# Write/read SIDpy Dataset via pyNSID

*Date: September 2020*

A fast introduction into how to write SIDpy datasets to NSID formatted HDF5 files

Start with standard imports:

In [1]:
# Ensure python 3 compatibility:
from __future__ import (absolute_import, division, print_function,
                        unicode_literals)

import sys
import warnings

import h5py
import matplotlib.pylab as plt
import numpy as np

# we will also need a sidpy package
try:
    import sidpy as sid
except ModuleNotFoundError:
    !pip3 install git+https://github.com/pycroscopy/sidpy.git
    import sidpy as sid

sys.path.append('../')
import pyNSID as nsid

warnings.filterwarnings("ignore", module="numpy.core.fromnumeric")
warnings.filterwarnings("ignore", module="pyNSID.io.nsi_reader")

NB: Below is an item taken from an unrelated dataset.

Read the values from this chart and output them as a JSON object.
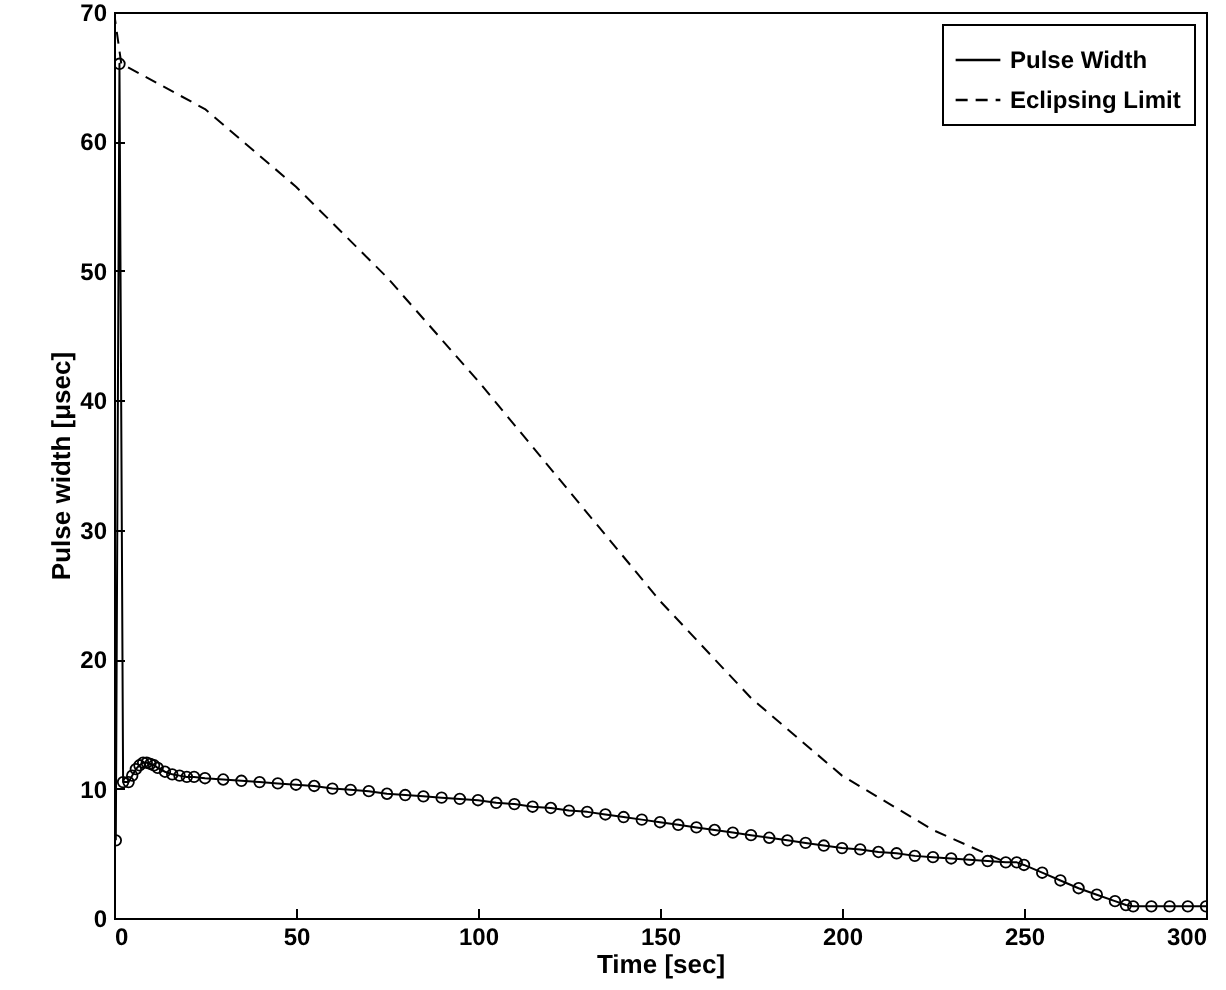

## Creating sidpy.Dataset object(s)

Let's create a simple sidpy Dataset from a numpy array:

In [2]:
dataset = sid.Dataset.from_array(np.random.random([4, 5, 10]), name='new')
dataset

Unnamed: 0,Array,Chunk
Bytes,1.60 kB,1.60 kB
Shape,"(4, 5, 10)","(4, 5, 10)"
Count,1 Tasks,1 Chunks
Type,float64,numpy.ndarray
"Array Chunk Bytes 1.60 kB 1.60 kB Shape (4, 5, 10) (4, 5, 10) Count 1 Tasks 1 Chunks Type float64 numpy.ndarray",10  5  4,

Unnamed: 0,Array,Chunk
Bytes,1.60 kB,1.60 kB
Shape,"(4, 5, 10)","(4, 5, 10)"
Count,1 Tasks,1 Chunks
Type,float64,numpy.ndarray


Let's also define the dataset attributes...

In [3]:
dataset.data_type = 'SPECTRAL_IMAGE'
dataset.units = 'nA'
dataset.quantity = 'Current'

... and set individual dimensions. In the case of spectroscopic datasets, the first two dimensions are typically spatial units (e.g. nm) and the third one can be energy (e.g. $meV$ or $nm^{-1}$).

In [4]:
dataset.set_dimension(0, sid.Dimension(np.arange(dataset.shape[0]), 'x',
                                        units='nm', quantity='Length',
                                        dimension_type='spatial'))
dataset.set_dimension(1, sid.Dimension(np.linspace(-2, 2, num=dataset.shape[1], endpoint=True), 'y', 
                                        units='nm', quantity='Length',
                                        dimension_type='spatial'))
dataset.set_dimension(2, sid.Dimension(np.sin(np.linspace(0, 2 * np.pi, num=dataset.shape[2])), 'bias',
                                        units='mV', quantity='Voltage',
                                        dimension_type='spectral'))

In [5]:
print(dataset.dim_0)
print(dataset.dim_1)
print(dataset.dim_2)

x:  Length (nm) of size (4,)
y:  Length (nm) of size (5,)
bias:  Voltage (mV) of size (10,)


## Writing sidpy.Dataset object(s) to HDF5 files

Load NSID-formatted h5 file:

In [6]:
hf = h5py.File("test.hf5", 'r+')
print(*hf["Measurement_000"].keys())

Channel_000 Channel_001 Channel_002


Let's create a new channel where we are going to save our sidpy dataset:

In [7]:
hf.create_group('Measurement_000/Channel_003')

<HDF5 group "/Measurement_000/Channel_003" (0 members)>

Now let's write our sidpy dataset into the newly created channel:

In [8]:
nsid.hdf_io.write_nsid_dataset(dataset, hf['Measurement_000/Channel_003'], main_data_name="new_spectrum");

<HDF5 group "/Measurement_000/Channel_003" (0 members)> new_spectrum


Close h5 file:

In [9]:
hf.close()

## Reading sidpy.Dataset object(s)

Load back the file:

In [10]:
hf = h5py.File("test.hf5", 'r+')
print(*hf["Measurement_000"].keys())

Channel_000 Channel_001 Channel_002 Channel_003


Find our dataset:

In [11]:
dataset_hdf5  =  nsid.io.hdf_utils.find_dataset(hf,'new_spectrum')[0]
dataset_hdf5

<HDF5 dataset "new_spectrum": shape (4, 5, 10), type "<f8">

Read the dataset stored in HDF5 format as a sidpy object (Dataset) using NSIDReader:

In [12]:
dr = nsid.NSIDReader(dataset_hdf5)
dataset_sid = dr.read()[0]
assert isinstance(dataset_sid, sid.sid.dataset.Dataset)

View the attributes, which are stored as Python dictionary:

In [13]:
for k, v in dataset_sid.attrs.items():
    print("{}: {}".format(k, v))

DIMENSION_LABELS: [b'x' b'y' b'bias']
DIMENSION_LIST: [array([<HDF5 object reference>], dtype=object)
 array([<HDF5 object reference>], dtype=object)
 array([<HDF5 object reference>], dtype=object)]
data_type: SPECTRAL_IMAGE
main_data_name: new
modality: generic
nsid_version: 0.0.1
quantity: Current
source: generic
units: nA